Another bug bites the dust -- or, rather, the windshield.
All across America, millions of insects meet their doom in a split second by flying into on-coming cars, trucks, buses and SUVs.
And Dr. Mark Hostetler, splatologist (well, actually he's a wildlife biologist at the University of Florida in Gainesville), has made it his job to identify the milky-white and lumpy remains, and determine exactly what kind of bug it used to be.

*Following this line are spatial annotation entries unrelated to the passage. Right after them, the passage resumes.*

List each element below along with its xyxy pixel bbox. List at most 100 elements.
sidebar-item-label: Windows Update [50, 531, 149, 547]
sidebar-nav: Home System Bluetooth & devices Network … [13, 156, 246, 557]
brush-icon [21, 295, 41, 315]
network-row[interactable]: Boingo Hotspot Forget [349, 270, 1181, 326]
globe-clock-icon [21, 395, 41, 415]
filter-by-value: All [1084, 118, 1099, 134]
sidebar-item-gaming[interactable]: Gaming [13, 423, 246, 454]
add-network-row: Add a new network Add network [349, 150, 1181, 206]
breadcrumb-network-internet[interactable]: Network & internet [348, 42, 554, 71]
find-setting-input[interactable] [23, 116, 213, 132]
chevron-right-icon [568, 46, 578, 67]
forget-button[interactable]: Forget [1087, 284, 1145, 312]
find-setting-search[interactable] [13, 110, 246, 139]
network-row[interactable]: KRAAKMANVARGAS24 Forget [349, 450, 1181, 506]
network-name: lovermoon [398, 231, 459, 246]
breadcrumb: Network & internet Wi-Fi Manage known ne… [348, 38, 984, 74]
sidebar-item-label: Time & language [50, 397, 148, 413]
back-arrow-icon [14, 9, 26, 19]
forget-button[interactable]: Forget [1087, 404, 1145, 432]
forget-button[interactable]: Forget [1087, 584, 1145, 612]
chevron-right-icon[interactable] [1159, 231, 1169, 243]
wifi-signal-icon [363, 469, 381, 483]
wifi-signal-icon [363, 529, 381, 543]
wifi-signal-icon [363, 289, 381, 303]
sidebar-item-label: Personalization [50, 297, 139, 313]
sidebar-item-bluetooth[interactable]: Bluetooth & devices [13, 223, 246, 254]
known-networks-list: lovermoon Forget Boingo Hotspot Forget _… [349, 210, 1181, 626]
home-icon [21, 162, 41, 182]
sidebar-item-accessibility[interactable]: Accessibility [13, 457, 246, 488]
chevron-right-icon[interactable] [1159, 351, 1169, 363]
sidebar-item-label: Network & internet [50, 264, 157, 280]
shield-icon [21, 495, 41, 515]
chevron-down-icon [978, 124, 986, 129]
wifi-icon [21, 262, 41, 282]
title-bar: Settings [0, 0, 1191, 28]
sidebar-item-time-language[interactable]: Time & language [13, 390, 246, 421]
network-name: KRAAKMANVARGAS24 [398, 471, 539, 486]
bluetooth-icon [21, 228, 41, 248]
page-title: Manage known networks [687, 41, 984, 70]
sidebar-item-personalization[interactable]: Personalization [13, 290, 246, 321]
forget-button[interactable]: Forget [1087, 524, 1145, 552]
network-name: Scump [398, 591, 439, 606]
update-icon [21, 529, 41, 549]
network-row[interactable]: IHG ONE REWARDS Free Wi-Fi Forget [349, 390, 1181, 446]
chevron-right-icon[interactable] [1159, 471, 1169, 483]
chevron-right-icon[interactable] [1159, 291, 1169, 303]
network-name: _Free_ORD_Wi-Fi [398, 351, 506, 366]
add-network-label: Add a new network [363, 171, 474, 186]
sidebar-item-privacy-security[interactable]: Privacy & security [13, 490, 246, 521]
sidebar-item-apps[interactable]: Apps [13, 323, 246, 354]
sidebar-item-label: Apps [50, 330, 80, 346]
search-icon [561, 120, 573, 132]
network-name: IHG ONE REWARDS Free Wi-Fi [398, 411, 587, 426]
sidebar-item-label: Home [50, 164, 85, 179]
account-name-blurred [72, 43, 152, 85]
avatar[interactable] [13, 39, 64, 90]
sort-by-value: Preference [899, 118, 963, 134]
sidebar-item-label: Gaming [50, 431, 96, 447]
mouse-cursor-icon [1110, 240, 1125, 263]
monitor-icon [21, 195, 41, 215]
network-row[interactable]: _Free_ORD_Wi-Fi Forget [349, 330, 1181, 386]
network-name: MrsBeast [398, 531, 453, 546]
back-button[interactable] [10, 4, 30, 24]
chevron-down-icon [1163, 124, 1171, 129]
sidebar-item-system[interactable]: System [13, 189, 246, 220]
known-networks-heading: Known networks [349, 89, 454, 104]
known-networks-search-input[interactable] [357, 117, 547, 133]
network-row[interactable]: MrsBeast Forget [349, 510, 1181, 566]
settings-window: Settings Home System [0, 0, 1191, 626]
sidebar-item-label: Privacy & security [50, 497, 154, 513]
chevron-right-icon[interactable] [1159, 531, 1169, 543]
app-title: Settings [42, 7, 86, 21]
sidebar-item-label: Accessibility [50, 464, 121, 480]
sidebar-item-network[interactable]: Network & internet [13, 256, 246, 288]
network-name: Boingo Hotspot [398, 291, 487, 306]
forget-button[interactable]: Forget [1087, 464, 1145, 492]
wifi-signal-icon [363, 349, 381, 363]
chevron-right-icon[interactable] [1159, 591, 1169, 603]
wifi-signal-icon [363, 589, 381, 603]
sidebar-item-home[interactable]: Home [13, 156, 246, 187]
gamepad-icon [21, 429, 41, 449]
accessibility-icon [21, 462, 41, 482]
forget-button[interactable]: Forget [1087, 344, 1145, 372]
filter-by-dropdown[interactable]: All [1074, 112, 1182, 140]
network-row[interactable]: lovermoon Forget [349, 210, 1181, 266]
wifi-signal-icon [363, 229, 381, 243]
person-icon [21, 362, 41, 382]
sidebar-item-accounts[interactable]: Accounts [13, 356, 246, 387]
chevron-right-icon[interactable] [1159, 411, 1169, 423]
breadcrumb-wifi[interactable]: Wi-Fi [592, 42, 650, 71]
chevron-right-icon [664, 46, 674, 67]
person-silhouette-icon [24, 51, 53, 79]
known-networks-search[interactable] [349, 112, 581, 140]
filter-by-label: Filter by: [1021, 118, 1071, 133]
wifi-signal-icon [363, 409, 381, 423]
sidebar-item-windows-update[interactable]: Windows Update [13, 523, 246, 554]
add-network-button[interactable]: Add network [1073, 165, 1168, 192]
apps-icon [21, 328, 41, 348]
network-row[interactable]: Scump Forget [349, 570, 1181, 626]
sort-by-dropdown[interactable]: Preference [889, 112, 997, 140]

According to an article in the Wall Street Journal (July 17, 2002), Dr. Hostetler (who sometimes answers to the nickname, "Buggy") says that the windshiled of a Greyhound bus is one of the best places to view the creamy carcasses.
Mosquitoes. Mole crickets. Flying ants. Moths. Once bugs hits the glass, they may all look the same to you and me, but Dr. Hostetler can tell them apart.
"That's a butterfly. There's yellow in it. That's pollen. Moths tend to be creamier. They have scales. Comes off their wings like powder. Gets stuck in the gunk," he told the Wall Street Journal, as he examined the windshield of a bus.
Dr. Hostetler has been interested in bugs since he was a kid in Indiana, where he fed flies to toads. Serving in the Peace Corps in Senegal, he endured a plague of locust. His thesis in college was about cockroaches.
Grasshoppers. Wasps. Mosquitors Ants. Lacewings. "Buggy" Hostetler can tell them apart with a glance.
Feeling left out? Want to know what bugs are on the windshield of your car? Dr. Hostetler wrote a book to help you identify the runny remains. It's called, "That Gunk on Your Car," and is meant to be both educational and fun.